Detection of SARS-CoV-2 and a possible variant in shelter cats

Abstract

SARS-CoV-2 is the cause of mild to severe acute respiratory disease that led to significant loss of human lives worldwide between 2019 and 2022. The virus has been detected in various animals including cats and dogs making it a major public health concern and a One Health issue. In this study, conjunctival and pharyngeal swabs (n = 350) and serum samples (n = 350) were collected between July and December 2020 from cats that were housed in an animal shelter and tested for the infection of SARS-CoV-2 using real time reverse-transcription polymerase chain reaction (rRT-PCR) that targeted the N1 and N2 genes, and a SARS-CoV-2 surrogate virus neutralization Test (sVNT), respectively. 203 (58%) swab samples were negative (N1 and N2 not detected), 2 (0.6%) were positive (N1 and N2 detected) and 145 (41%) were inconclusive (only N1 detected). Analysis of the N2 region and multiple sequence alignment revealed base-pair deletions and substitutions in the N2 probe binding region of the feline samples RNA extracts in comparison with the positive control and human SARS-CoV-2 sequences in the GenBank database. Substituting the N2 probe with a probe derived from the cat sample amplicon sequences, 123 of 127 (96.9%) of the N2 negative samples returned positive. All but one of the 350 serum samples were negative for SARS-CoV-2 antibody. These observations indicated that although detection of SARS-CoV-2 infection was low in the samples tested, pet cats can harbor the virus and serve as potential source for virus spread that may lead to human infections. Additionally, cats may harbor a yet-to-be described virus that is somewhat related to SARS-CoV-2.

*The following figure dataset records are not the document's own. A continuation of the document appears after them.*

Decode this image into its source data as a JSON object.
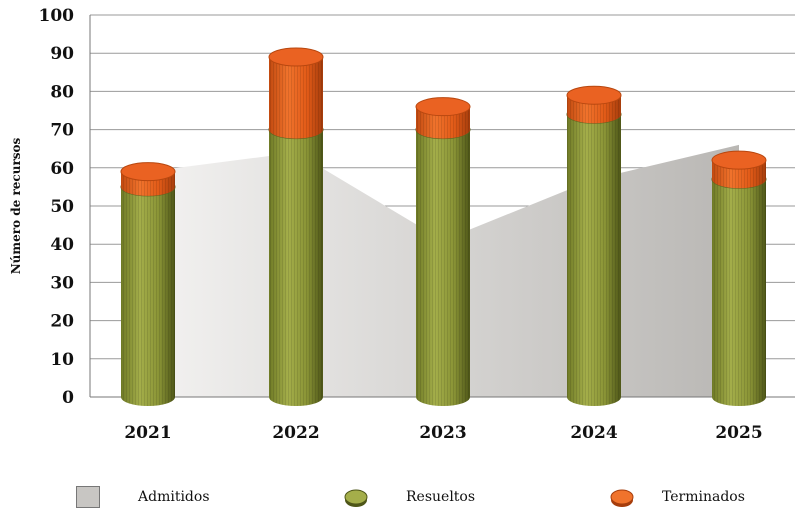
{
  "chart_data": {
    "type": "bar",
    "ylabel": "Número de recursos",
    "ylim": [
      0,
      100
    ],
    "yticks": [
      "0",
      "10",
      "20",
      "30",
      "40",
      "50",
      "60",
      "70",
      "80",
      "90",
      "100"
    ],
    "categories": [
      "2021",
      "2022",
      "2023",
      "2024",
      "2025"
    ],
    "series": [
      {
        "name": "Admitidos",
        "type": "area",
        "color": "#c8c6c3",
        "values": [
          59,
          64,
          41,
          57,
          66
        ]
      },
      {
        "name": "Resueltos",
        "type": "stacked-cylinder",
        "color": "#8f9a3a",
        "values": [
          55,
          70,
          70,
          74,
          57
        ]
      },
      {
        "name": "Terminados",
        "type": "stacked-cylinder",
        "color": "#e65a17",
        "values": [
          4,
          19,
          6,
          5,
          5
        ]
      }
    ],
    "grid": true,
    "legend_position": "bottom"
  },
  "legend": {
    "items": [
      {
        "label": "Admitidos",
        "icon": "grey-square-swatch"
      },
      {
        "label": "Resueltos",
        "icon": "olive-coin-swatch"
      },
      {
        "label": "Terminados",
        "icon": "orange-coin-swatch"
      }
    ]
  }
}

Fig 1. Gel-Red stained agarose gel of PCR products after conventional PCR using the 2019-nCoV_N2-F and 2019-nCoV_N2-R primers (Table 1) and the cDNA generated from first round amplification by rRT-PCR as template.

The assay produced the expected 67-bp product of SARS-CoV-2 (lanes 2 and 6) in addition to a second product of 60-bp (lanes 3–5; 7–10) respectively. Lanes: M, HaeIII-digested øx174 DNA molecular weight standards; 1, negative control (no template); 2; positive control (ATCC VR-1986D); 3–10, feline pharyngeal and conjunctival samples.

Fig 2. SARS-CoV-2 N2 gene region sequence alignment.

Alignment of the nucleotide sequences of the N2 gene region of SARS-CoV-2 from human source (GenBank accession number OR855668.1) with sequences derived from nucleic acid extracts from cat samples. The deletion is boxed and marked with hashes. Base-pair substitutions are boxed. The 2019-nCoV_N2-P and N2-CPR probes are indicated on top of the figure.

Fig 3. Phylogenetic analysis.

Analysis of the nucleotide sequences of the N2 gene region of SARS-CoV-2 and sequences derived from nucleic acid extracts from cat samples using the neighbor joining method showed that the sequences clustered into two distinct groups according to sequence types and are separated from each other with an inter-cluster distance of 0.167. One group consisted of the sequences of SARS-CoV-19 from human at the GenBank database (accession number OR855668.1) and a confirmed positive cat case (643464). The second group consisted of sequences obtained from feline samples RNA extracts consisting of deletion and substitutions compared with the CDC N2 primers probe binding region. The feline sequences were indistinguishable and somewhat related to SARS-CoV-2.